Add the butter to the pan; when the butter begins to bubble, stir in the celery, onion and garlic. Cook, stirring, until softened but not browned, 2-3 minutes. Pour the mixture over the bread cubes. Add the reserved bacon, plus the apricots and herbs. Season to taste with salt and pepper; gently mix.
Drizzle with apple juice, starting with ¼ cup and adding more if required. Mix again to combine. The stuffing mixture should be quite moist but not runny, enough to soften the bread and bind all ingredients together.
Nutrition per ½ cup serving: 85 calories, 4 g fat, 2 g saturated fat, 10 mg cholesterol, 9 g carbohydrates, 2 g protein, 115 mg sodium, 1 g fiber.
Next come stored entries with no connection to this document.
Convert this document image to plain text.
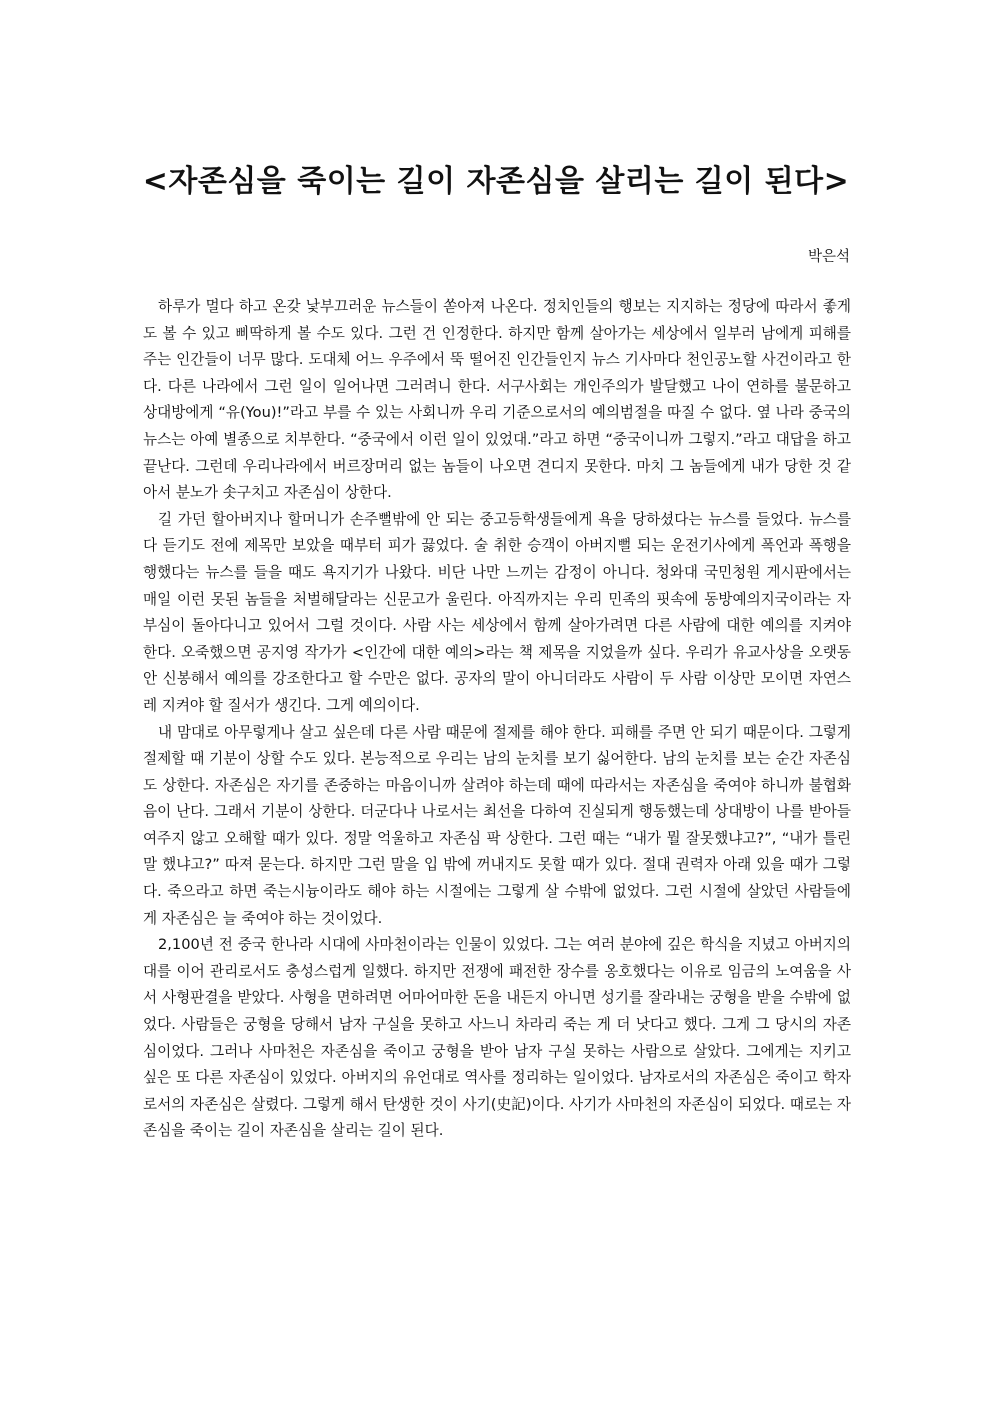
<자존심을 죽이는 길이 자존심을 살리는 길이 된다>
박은석

하루가 멀다 하고 온갖 낯부끄러운 뉴스들이 쏟아져 나온다. 정치인들의 행보는 지지하는 정당에 따라서 좋게도 볼 수 있고 삐딱하게 볼 수도 있다. 그런 건 인정한다. 하지만 함께 살아가는 세상에서 일부러 남에게 피해를 주는 인간들이 너무 많다. 도대체 어느 우주에서 뚝 떨어진 인간들인지 뉴스 기사마다 천인공노할 사건이라고 한다. 다른 나라에서 그런 일이 일어나면 그러려니 한다. 서구사회는 개인주의가 발달했고 나이 연하를 불문하고 상대방에게 “유(You)!”라고 부를 수 있는 사회니까 우리 기준으로서의 예의범절을 따질 수 없다. 옆 나라 중국의 뉴스는 아예 별종으로 치부한다. “중국에서 이런 일이 있었대.”라고 하면 “중국이니까 그렇지.”라고 대답을 하고 끝난다. 그런데 우리나라에서 버르장머리 없는 놈들이 나오면 견디지 못한다. 마치 그 놈들에게 내가 당한 것 같아서 분노가 솟구치고 자존심이 상한다.

길 가던 할아버지나 할머니가 손주뻘밖에 안 되는 중고등학생들에게 욕을 당하셨다는 뉴스를 들었다. 뉴스를 다 듣기도 전에 제목만 보았을 때부터 피가 끓었다. 술 취한 승객이 아버지뻘 되는 운전기사에게 폭언과 폭행을 행했다는 뉴스를 들을 때도 욕지기가 나왔다. 비단 나만 느끼는 감정이 아니다. 청와대 국민청원 게시판에서는 매일 이런 못된 놈들을 처벌해달라는 신문고가 울린다. 아직까지는 우리 민족의 핏속에 동방예의지국이라는 자부심이 돌아다니고 있어서 그럴 것이다. 사람 사는 세상에서 함께 살아가려면 다른 사람에 대한 예의를 지켜야 한다. 오죽했으면 공지영 작가가 <인간에 대한 예의>라는 책 제목을 지었을까 싶다. 우리가 유교사상을 오랫동안 신봉해서 예의를 강조한다고 할 수만은 없다. 공자의 말이 아니더라도 사람이 두 사람 이상만 모이면 자연스레 지켜야 할 질서가 생긴다. 그게 예의이다.

내 맘대로 아무렇게나 살고 싶은데 다른 사람 때문에 절제를 해야 한다. 피해를 주면 안 되기 때문이다. 그렇게 절제할 때 기분이 상할 수도 있다. 본능적으로 우리는 남의 눈치를 보기 싫어한다. 남의 눈치를 보는 순간 자존심도 상한다. 자존심은 자기를 존중하는 마음이니까 살려야 하는데 때에 따라서는 자존심을 죽여야 하니까 불협화음이 난다. 그래서 기분이 상한다. 더군다나 나로서는 최선을 다하여 진실되게 행동했는데 상대방이 나를 받아들여주지 않고 오해할 때가 있다. 정말 억울하고 자존심 팍 상한다. 그런 때는 “내가 뭘 잘못했냐고?”, “내가 틀린 말 했냐고?” 따져 묻는다. 하지만 그런 말을 입 밖에 꺼내지도 못할 때가 있다. 절대 권력자 아래 있을 때가 그렇다. 죽으라고 하면 죽는시늉이라도 해야 하는 시절에는 그렇게 살 수밖에 없었다. 그런 시절에 살았던 사람들에게 자존심은 늘 죽여야 하는 것이었다.

2,100년 전 중국 한나라 시대에 사마천이라는 인물이 있었다. 그는 여러 분야에 깊은 학식을 지녔고 아버지의 대를 이어 관리로서도 충성스럽게 일했다. 하지만 전쟁에 패전한 장수를 옹호했다는 이유로 임금의 노여움을 사서 사형판결을 받았다. 사형을 면하려면 어마어마한 돈을 내든지 아니면 성기를 잘라내는 궁형을 받을 수밖에 없었다. 사람들은 궁형을 당해서 남자 구실을 못하고 사느니 차라리 죽는 게 더 낫다고 했다. 그게 그 당시의 자존심이었다. 그러나 사마천은 자존심을 죽이고 궁형을 받아 남자 구실 못하는 사람으로 살았다. 그에게는 지키고 싶은 또 다른 자존심이 있었다. 아버지의 유언대로 역사를 정리하는 일이었다. 남자로서의 자존심은 죽이고 학자로서의 자존심은 살렸다. 그렇게 해서 탄생한 것이 사기(史記)이다. 사기가 사마천의 자존심이 되었다. 때로는 자존심을 죽이는 길이 자존심을 살리는 길이 된다.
Mediterranean: Replace apricots with 3 tablespoons diced sun-dried tomatoes and ½ cup cubed mozzarella. Replace the bacon with 6-8 slices pancetta. Use with pork loin roast or veal.
Smoked cheese and mushroom: Skip the apricots and bacon. Use ½ to ¾ cup cubed smoked Emmenthal or Gouda cheese, plus ¼ cup sauteed, chopped leeks and ½ cup sauteed, chopped mushroom. Use to stuff a chicken breast or portobello mushroom caps or in a flank steak roll-up.
Bacon, apple and cheddar: Switch 1 apple, diced, for the apricots. Add ½ cup cubed aged white cheddar cheese and a pinch of cinnamon.